Il convient donc de consulter les mesures fournies par l'opérateur du réseau régional et celles effectuées par l'établissement. Au besoin mettre en place des outils de métrologie. Un taux de charge moyen de 30% correspond à une valeur correcte. Au delà, il conviendrait de prévoir des augmentations de débit.

    Si le débit d'accès n'est pas suffisant et ne peut pas être augmenté, il est toujours possible de déployer des services de visioconférence IP sur le réseau de campus et de  mettre en place une passerelle pour les communications RNIS (en H320). Ceci à condition que l'architecture réseau du campus soit adaptée. Chaque utilisateur pourrait quand même utiliser son poste de travail pour établir des visioconférences vers des terminaux H320.

    2) Architecture du réseau du campus :
    Il peut arriver qu'on dispose d'un accès suffisant mais que les problèmes persistent. Il convient donc d'examiner l'architecture physique et logique du réseau. Des problèmes que l'on ne soupçonnent pas peuvent se réléver grâce aux applications de visioconférence. Par expérience, voici quelques problèmes déjà rencontrés :

    rien ne passe :
        En général, on arrive toujours à résoudre le problème.
        - souvent le problème provient des filtres mis en place, il est nécessaire d'ouvrir des ports.  se reporter au chapître sécurité.
        - votre terminal de visioconférence dispose d'une adresse IP privée, il convient encore aujourd'hui de disposer d'une adresse publique (même si des solutions techniques commencent à émerger).
        - votre terminal de visioconférence H323 est gérée par un gatekeeper qui n'autorise pas certains appels, se rapprocher de l'administrateur du service.
        - dans de rare cas, en H323, on peut rencontrer des problèmes d'interopérabilité entre terminaux de visioconférence. La complexité du protocole fait  que certains constructeurs n'implémentent qu'une partie des spécifications.

    on constate des coupures momentanés du son :
    Son  haché, image  figée, c'est la situation la plus courante et la plus problématique. Si les coupures sont très courtes et très occasionnelles, on peut dire que c'est normal.

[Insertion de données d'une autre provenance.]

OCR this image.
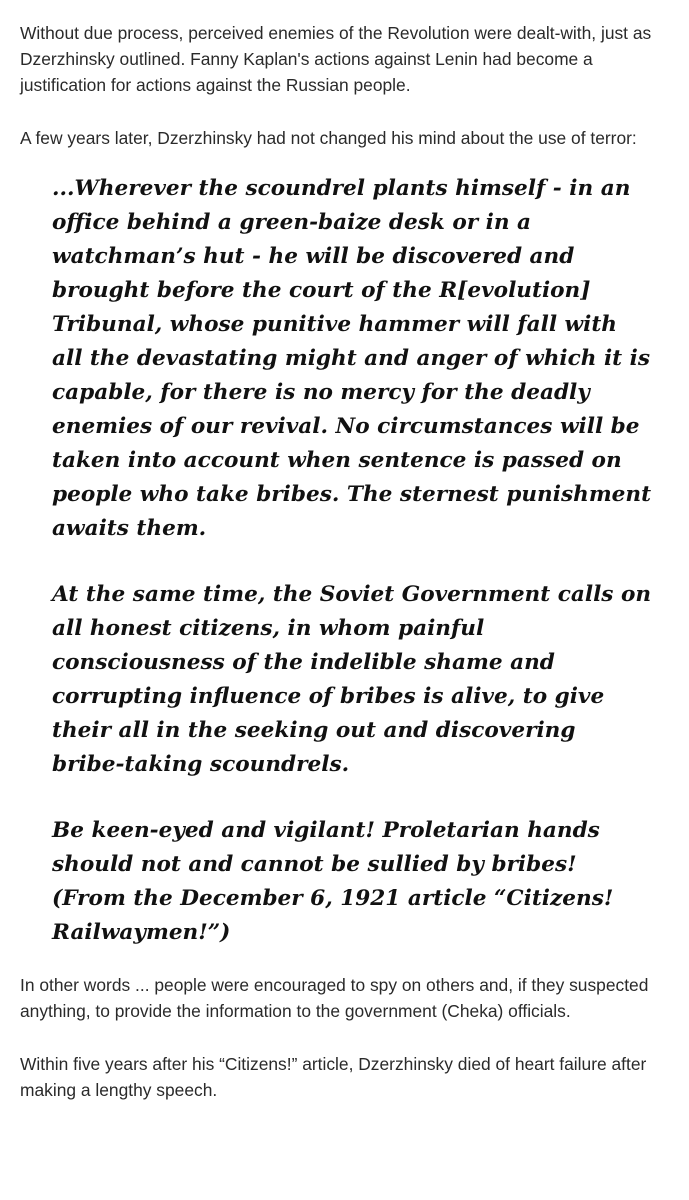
Without due process, perceived enemies of the Revolution were dealt-with, just as Dzerzhinsky outlined. Fanny Kaplan's actions against Lenin had become a justification for actions against the Russian people.

A few years later, Dzerzhinsky had not changed his mind about the use of terror:

...Wherever the scoundrel plants himself - in an office behind a green-baize desk or in a watchman’s hut - he will be discovered and brought before the court of the R[evolution] Tribunal, whose punitive hammer will fall with all the devastating might and anger of which it is capable, for there is no mercy for the deadly enemies of our revival. No circumstances will be taken into account when sentence is passed on people who take bribes. The sternest punishment awaits them.

At the same time, the Soviet Government calls on all honest citizens, in whom painful consciousness of the indelible shame and corrupting influence of bribes is alive, to give their all in the seeking out and discovering bribe-taking scoundrels.

Be keen-eyed and vigilant! Proletarian hands should not and cannot be sullied by bribes! (From the December 6, 1921 article “Citizens! Railwaymen!”)

In other words ... people were encouraged to spy on others and, if they suspected anything, to provide the information to the government (Cheka) officials.

Within five years after his “Citizens!” article, Dzerzhinsky died of heart failure after making a lengthy speech.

Sinon, en supposant que le débit d'accès du site est adapté, que le site distant est capable de recevoir des appels et que les périphériques audio/vidéo au terminal de visiosonférence sont corrects :
        - vérifier la charge du  routeur d'entrée, peut être est-il mal adapté : CPU trop chargée, pas assez de mémoire, trop de filtres mis en place,
        - vérifier les équipements de commutation et surtout  les répéteurs qui se situent entre le routeur d'entrée et le terminal de visioconférence. Un Hub 10Mb/s  avec des collisions peut être à l'origine du problème, un flux vidéo de 512Kb/s sur ce hub aura des conséquences néfastes et contribuera à augmenter les collisions,
    Régler ces problèmes contribue  en plus à améliorer en général  le service réseau du campus pour les applications usuelles.

    La qualité de l'image n'est pas bonne :
    - Vérifier d'abord la qualité de la caméra, un webcam sur port USB n'est pas de même qualité qu'un camescope numérique !
    - Vérifier les paramètres de bande passante de votre application de visioconférence. Par exemple sur Netmeeting, paramétrer la bande passante sur réseau local
    - Un PC trop ancien aura des difficultés à afficher les images
    - Si vous passer un appel à travers une passerelle H320/H323 avec un débit de 128Kb/s en H320,  il faut 2 à 3 fois plus de débit en H323, c'est à dire jusque 384Kb/s.  Ceci s'explique car les paquets IP contiennent des entêtes qu'il faut aussi transporter. Un appel en 128Kb/s en H323 ne pourra pas donner une bonne image en H320.

    3) Validation et test
     Vous pensez disposer d'un débit suffisant et d'une bonne architecture réseau, il faudra néanmoins effectuer des tests de validation à différentes heures de la journée. Le taux d'utilisation du réseau varie tout au long de la journée. Se reporter aussi aux mesures effectuées par les outils de métrologie. Ceci est valable aussi sur le réseau régional et malheureusement pas toujours maitrisable par l'établissement.